4. I know a lot about many topics, such as theology, ancient history, logic and debate, etc., but I don't know the first thing about farming or ranching. It seems like an easy topic to learn, and I could probably become an expert in about a year, or even a month. I have never applied myself to it, and I probably never will. Neither do I care about basketball or pop culture. I could be an expert in those in a year too, but I don’t care to use my time for that. The same is true for experts. They will know their topic well, but they may not know other topics quite as well, even where they meet. Note the AiG study that shows that experts in religion are not looking at the science (or history, for that matter).
5. I once called a number from a TV commercial that resulted in LDS missionaries coming to my house to talk me into Mormonism. They told me that they would discuss the topics in stages, and that I had to accept the first stage before they would move on to the next. The tactic reminded me of the modern university. You pass a test and move on to the next topic. If you fail the class, you will not move on to further revelation.
6. You have to sound smart to be esteemed. You have to come up with new ideas. You have to use words that nobody knows the definition for. Smart people are rarely able to cross academic boundaries, because it takes years to learn the vocabulary. Get a load of this paragraph from a Wikipedia article regarding fungus reproduction: “Sexual reproduction in basidiomycetes is similar to that of the ascomycetes. Compatible haploid hyphae fuse to produce a dikaryotic mycelium. However, the dikaryotic phase is more extensive in the basidiomycetes, often also present in the vegetatively growing mycelium.” This was the most persuasive reason I gave to myself for quitting college. This sort of arrogance sickens me.
7. Often times, stupid or irrelevant ideas, ideas that you’ve categorically rejected are required for your degree. People end up wasting time on problems they will never solve. Someone who has determined that the Hebrew scripture is false does not need to apply himself to ancient Hebrew grammar. In fact, it’s better for everyone if he doesn’t.

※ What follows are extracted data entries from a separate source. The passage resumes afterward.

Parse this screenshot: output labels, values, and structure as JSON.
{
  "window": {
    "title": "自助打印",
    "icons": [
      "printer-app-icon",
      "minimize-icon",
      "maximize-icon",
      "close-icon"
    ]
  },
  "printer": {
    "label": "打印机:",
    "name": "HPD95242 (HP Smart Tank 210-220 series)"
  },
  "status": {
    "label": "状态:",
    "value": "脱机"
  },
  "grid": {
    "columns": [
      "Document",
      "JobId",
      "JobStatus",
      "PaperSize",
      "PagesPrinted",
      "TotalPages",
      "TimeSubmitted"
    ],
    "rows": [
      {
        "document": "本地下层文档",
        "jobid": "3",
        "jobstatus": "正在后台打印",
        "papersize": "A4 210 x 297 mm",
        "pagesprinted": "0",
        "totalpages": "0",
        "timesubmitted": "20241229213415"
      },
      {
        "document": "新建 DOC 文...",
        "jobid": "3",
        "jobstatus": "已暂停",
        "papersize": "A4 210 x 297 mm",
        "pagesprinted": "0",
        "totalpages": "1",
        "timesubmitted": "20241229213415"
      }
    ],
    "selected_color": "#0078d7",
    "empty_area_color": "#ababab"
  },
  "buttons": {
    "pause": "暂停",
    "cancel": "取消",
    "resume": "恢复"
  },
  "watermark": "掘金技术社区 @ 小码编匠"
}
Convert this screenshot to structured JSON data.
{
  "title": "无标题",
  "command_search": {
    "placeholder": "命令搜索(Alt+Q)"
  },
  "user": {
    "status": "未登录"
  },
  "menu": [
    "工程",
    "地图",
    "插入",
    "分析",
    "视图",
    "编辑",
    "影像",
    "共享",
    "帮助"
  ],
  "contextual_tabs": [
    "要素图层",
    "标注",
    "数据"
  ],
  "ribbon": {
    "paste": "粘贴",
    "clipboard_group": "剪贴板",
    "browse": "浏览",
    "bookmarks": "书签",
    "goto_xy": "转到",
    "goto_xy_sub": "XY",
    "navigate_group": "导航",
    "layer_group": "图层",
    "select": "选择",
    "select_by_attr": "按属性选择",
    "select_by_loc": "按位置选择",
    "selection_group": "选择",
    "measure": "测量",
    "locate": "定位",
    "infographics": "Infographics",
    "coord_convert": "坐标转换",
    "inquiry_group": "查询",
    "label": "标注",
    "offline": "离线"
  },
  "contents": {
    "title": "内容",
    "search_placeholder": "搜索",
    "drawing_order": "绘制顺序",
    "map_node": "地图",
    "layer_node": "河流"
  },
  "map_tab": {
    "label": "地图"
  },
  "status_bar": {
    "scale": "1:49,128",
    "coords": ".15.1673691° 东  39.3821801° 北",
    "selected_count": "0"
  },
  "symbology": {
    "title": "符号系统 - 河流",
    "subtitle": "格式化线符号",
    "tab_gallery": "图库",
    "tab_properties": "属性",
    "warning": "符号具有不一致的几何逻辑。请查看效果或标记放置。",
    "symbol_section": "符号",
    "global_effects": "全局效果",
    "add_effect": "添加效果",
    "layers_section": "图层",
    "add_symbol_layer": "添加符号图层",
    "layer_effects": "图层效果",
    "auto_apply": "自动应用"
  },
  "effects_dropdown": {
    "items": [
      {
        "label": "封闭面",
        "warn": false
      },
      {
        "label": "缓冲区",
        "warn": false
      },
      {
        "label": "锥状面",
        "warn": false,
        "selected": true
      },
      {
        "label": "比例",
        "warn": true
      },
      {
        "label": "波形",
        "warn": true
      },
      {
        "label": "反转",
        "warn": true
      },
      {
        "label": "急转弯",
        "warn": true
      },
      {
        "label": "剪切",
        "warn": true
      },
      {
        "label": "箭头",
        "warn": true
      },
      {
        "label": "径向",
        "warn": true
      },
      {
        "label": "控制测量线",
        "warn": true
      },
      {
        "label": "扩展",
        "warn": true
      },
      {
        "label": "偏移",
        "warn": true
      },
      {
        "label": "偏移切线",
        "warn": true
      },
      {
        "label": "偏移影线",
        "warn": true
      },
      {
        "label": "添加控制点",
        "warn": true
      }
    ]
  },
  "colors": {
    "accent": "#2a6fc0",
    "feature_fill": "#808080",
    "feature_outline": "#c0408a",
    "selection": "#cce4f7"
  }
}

8. I knew a bus driver with a master’s degree in History. The bus rides home were quite enjoyable. The student loan debt, too… It may be worth it. Maybe. (click)
Compared to some, I am still not an expert in paganism or early history. In many ways, that fact works to my advantage. Nothing can hinder progress like the fallacy of affirming the consequent. Experts often need folks like me to point out the obvious meaning of ancient texts. The beauty of ignorance is that it lets the learned see the world through new eyes.
It’s time to backpedal from my argument, at least a little. Perhaps I blame the wrong thing. I am not opposed to experts. I am still hoping to become an expert some day. God is an expert. We can certainly learn from learned people. Herodotus was the expert of history in his time. I’m not at all opposed to learning. I still read and incorporate the information I come across. I’m not opposed to colleges or universities. There are some clearly valid reasons to attend one (e.g. to get a job, to qualify for a position, to bring structure and commitment to learning, etc.). It is not the learning that causes these modern historians to miss the obvious. It is bias. It is emotional attachment to unproven assumptions. Be cautious of it; we can all be blinded by it. I am not immune, but I certainly had an entirely different set of assumptions than many of those who begin their study at a university. Choose your bias carefully. Your final opinion will depend on it.